OpenAI had originally planned to offer the new features to some paying subscribers in late June but is postponing that initial release by a month, the company said in a statement on X. The features will be available to all paying users in the fall, the company said, though it added the caveat that “exact timelines depend on meeting our high safety and reliability bar.”
OpenAI first added the ability for ChatGPT to speak in a one of several synthetic voices, or “personas,” late last year. The demo in May used one of those voices to show off a newer, more capable AI system called GPT-4o that saw the chatbot speak in expressive tones, respond to a person’s tone of voice and facial expressions, and have more complex conversations. One of the voices, which OpenAI called Sky, resembles the voice of an AI bot played by Johansson in the 2013 movie “Her,” about a lonely man who falls in love with his AI assistant.
OpenAI CEO Sam Altman has denied that the company trained the bot on Johansson’s voice. The Washington Post reported last month that the company hired a different actor to provide training audio, according to internal records and interviews casting directors and the actor’s agent.
GET CAUGHT UP
Stories to keep you informed
As the world’s largest tech companies and upstarts like OpenAI race to compete in generative AI, several projects have run into unexpected hurdles. Last month, Google scaled back how often it shows AI-generated answers on top of search results, after the tool made strange errors such as telling people to put glue on their pizza. In February, the search company withdrew an AI image generator criticized for creating images such as a female pope. Microsoft last year made changes to its own AI chatbot after it sometimes provided bizarre and aggressive answers.

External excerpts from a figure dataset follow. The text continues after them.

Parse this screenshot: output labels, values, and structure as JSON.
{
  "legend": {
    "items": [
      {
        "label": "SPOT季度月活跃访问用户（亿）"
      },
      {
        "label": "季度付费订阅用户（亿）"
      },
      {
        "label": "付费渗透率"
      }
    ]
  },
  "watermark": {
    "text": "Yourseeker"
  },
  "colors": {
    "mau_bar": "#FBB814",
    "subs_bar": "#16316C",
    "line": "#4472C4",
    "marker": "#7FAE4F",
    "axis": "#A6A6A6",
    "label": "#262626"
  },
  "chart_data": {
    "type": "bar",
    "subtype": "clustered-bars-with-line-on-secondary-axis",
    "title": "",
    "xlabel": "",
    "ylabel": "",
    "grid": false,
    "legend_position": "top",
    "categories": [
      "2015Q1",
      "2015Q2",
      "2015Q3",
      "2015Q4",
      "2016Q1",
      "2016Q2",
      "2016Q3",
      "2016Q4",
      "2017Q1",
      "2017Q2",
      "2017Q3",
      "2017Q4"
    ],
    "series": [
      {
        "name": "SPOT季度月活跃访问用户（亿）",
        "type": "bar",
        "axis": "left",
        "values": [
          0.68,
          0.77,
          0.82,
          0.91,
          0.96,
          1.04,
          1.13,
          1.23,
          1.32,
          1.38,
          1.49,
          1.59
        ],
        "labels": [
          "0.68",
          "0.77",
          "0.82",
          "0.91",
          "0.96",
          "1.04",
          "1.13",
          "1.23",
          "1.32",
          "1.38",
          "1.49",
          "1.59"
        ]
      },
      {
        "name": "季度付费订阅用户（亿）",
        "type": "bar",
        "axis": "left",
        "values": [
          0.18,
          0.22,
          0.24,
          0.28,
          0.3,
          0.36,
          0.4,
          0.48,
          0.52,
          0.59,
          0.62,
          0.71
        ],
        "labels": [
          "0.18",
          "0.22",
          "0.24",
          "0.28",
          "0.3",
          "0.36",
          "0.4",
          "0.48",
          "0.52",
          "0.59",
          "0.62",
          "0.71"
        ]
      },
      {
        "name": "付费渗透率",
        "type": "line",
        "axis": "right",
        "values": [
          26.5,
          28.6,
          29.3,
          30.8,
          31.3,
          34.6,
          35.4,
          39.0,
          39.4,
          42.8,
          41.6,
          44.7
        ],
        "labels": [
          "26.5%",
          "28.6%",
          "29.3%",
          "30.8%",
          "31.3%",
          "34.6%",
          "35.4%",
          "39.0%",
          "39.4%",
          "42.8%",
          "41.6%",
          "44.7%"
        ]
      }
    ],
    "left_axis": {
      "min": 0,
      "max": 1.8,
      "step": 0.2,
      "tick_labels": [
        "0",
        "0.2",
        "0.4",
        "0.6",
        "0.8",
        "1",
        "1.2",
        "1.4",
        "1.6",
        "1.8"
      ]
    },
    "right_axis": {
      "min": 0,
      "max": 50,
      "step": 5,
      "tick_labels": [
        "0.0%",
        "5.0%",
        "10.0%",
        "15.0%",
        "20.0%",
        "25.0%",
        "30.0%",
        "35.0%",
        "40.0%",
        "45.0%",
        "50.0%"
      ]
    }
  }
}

OpenAI said Tuesday that it needed extra time to make the new voice version of its chatbot better at noticing and blocking some content, without disclosing specifics. Many AI tools have been criticized for making up false information, spouting racist or sexist content, or displaying biases in their outputs. Designing a chatbot that attempts to interpret and mimic emotions increases the complexity of its interactions, opening new ways for things to go wrong.
“ChatGPT’s advanced Voice Mode can understand and respond with emotions and nonverbal cues, moving us closer to real-time, natural conversations with AI,” OpenAI said in its statement. “Our mission is to bring these new experiences to you thoughtfully.”